Union Budget 2021 introduced significant amendments in the provisions relating to the taxation of slump sale transactions.
By Anish Shah
Union Budget 2021 introduced significant amendments in the provisions relating to the taxation of slump sale transactions. One of the key amendments is in relation to computation of consideration value for slump sale taxation. Earlier, the consideration actually paid or received on the slump sale was considered for determining the capital gains tax on the sale.
The Finance Act, 2021 has however provided that to compute the tax arising on account of such slump sale, the Fair Market Value (FMV) of the capital assets (being an undertaking or division transferred by way of slump sale) shall be deemed to be full value of the consideration. However, the methodology to compute FMV was not prescribed by the Finance Act, 2021.

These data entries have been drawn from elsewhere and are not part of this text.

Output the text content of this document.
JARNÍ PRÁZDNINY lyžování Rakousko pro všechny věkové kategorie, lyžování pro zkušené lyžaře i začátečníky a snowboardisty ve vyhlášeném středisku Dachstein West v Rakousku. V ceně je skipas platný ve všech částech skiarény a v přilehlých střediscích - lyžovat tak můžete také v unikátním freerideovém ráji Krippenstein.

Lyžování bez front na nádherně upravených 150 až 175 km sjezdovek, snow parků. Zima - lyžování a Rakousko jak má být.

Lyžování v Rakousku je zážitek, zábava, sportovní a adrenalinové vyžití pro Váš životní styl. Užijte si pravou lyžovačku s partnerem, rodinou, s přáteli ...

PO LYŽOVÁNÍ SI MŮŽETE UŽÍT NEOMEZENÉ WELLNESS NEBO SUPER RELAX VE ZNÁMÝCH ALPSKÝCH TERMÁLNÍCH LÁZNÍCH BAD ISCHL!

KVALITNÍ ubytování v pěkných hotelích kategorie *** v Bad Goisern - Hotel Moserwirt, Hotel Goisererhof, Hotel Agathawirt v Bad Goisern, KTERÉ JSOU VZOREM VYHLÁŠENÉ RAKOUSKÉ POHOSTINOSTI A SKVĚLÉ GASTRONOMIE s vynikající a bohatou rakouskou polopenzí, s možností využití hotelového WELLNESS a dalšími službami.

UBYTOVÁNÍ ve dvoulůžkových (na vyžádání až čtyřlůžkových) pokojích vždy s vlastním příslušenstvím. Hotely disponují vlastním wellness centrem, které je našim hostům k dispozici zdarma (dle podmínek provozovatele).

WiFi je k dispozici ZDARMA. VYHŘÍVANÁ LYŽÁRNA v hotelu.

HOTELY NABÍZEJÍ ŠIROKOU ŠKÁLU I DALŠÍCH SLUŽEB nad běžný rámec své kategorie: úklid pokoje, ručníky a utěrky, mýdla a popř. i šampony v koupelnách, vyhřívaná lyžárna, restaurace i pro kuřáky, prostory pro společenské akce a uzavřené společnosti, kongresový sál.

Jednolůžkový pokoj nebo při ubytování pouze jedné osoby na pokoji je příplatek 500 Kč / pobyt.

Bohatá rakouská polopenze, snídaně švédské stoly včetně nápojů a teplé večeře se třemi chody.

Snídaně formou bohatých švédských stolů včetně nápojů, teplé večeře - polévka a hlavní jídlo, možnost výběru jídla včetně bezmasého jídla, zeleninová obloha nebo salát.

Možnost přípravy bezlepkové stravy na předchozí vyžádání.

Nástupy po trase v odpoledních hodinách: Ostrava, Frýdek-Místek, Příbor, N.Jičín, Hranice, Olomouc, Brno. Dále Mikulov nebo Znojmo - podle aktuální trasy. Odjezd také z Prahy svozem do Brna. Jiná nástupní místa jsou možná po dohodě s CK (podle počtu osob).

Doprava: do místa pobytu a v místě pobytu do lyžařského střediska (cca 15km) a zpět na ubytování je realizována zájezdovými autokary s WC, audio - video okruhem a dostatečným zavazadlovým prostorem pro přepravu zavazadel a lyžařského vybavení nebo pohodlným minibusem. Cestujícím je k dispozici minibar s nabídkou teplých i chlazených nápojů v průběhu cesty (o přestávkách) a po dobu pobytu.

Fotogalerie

The Central Board of Direct Taxes has now prescribed the rules containing the mechanism relating to computation of the FMV in slump sale transactions. The rule provides two methods to calculate the FMV of the capital assets transferred by way of slump sale.
As per method 1, FMV is essentially the book value of the undertaking which is adjusted for fair value of certain assets such as jewellery, artistic work, shares, securities, and immovable properties (Adjusted book net worth method). The fair value of such assets specified above needs to be computed as per the prescribed tax valuation norms. Whereas as per method 2, FMV is the total of both monetary and non-monetary consideration received or accruing on slump sale. Where the consideration includes non-monetary consideration as well, the fair value of the assets which represent the non-monetary consideration is to be determined as per the prescribed tax valuation norms.
The higher of the FMV derived using the above 2 methods shall be deemed to be the full value of consideration for calculating the capital gains arising on such slump sale.
Since the higher of the two FMVs need to be adopted for calculation of capital gains and tax thereon, in a case where, the actual sale consideration is less than the adjusted book net worth of the undertaking, the tax will need to be computed using the adjusted book net worth as the consideration amount.
Another important aspect to keep in mind is that the amendment pertaining to determination of consideration amount on slump sale is applicable retrospectively from FY 20-21. Therefore, companies which have undertaken slump sale transactions in FY 20-21 may need to re-visit and if required re-compute their capital gains to determine any additional tax liability that could arise on the slump sale transactions undertaken by them in FY 20-21.
These new rules for determining the deemed consideration amount may have an impact on slump sale transactions between group entities where the consideration amount is either nominal or restricted to the book value of the undertaking being transferred.
(Anish Shah is Associate Partner, M&A Tax and Regulatory Services at BDO India. Views expressed are author’s own.)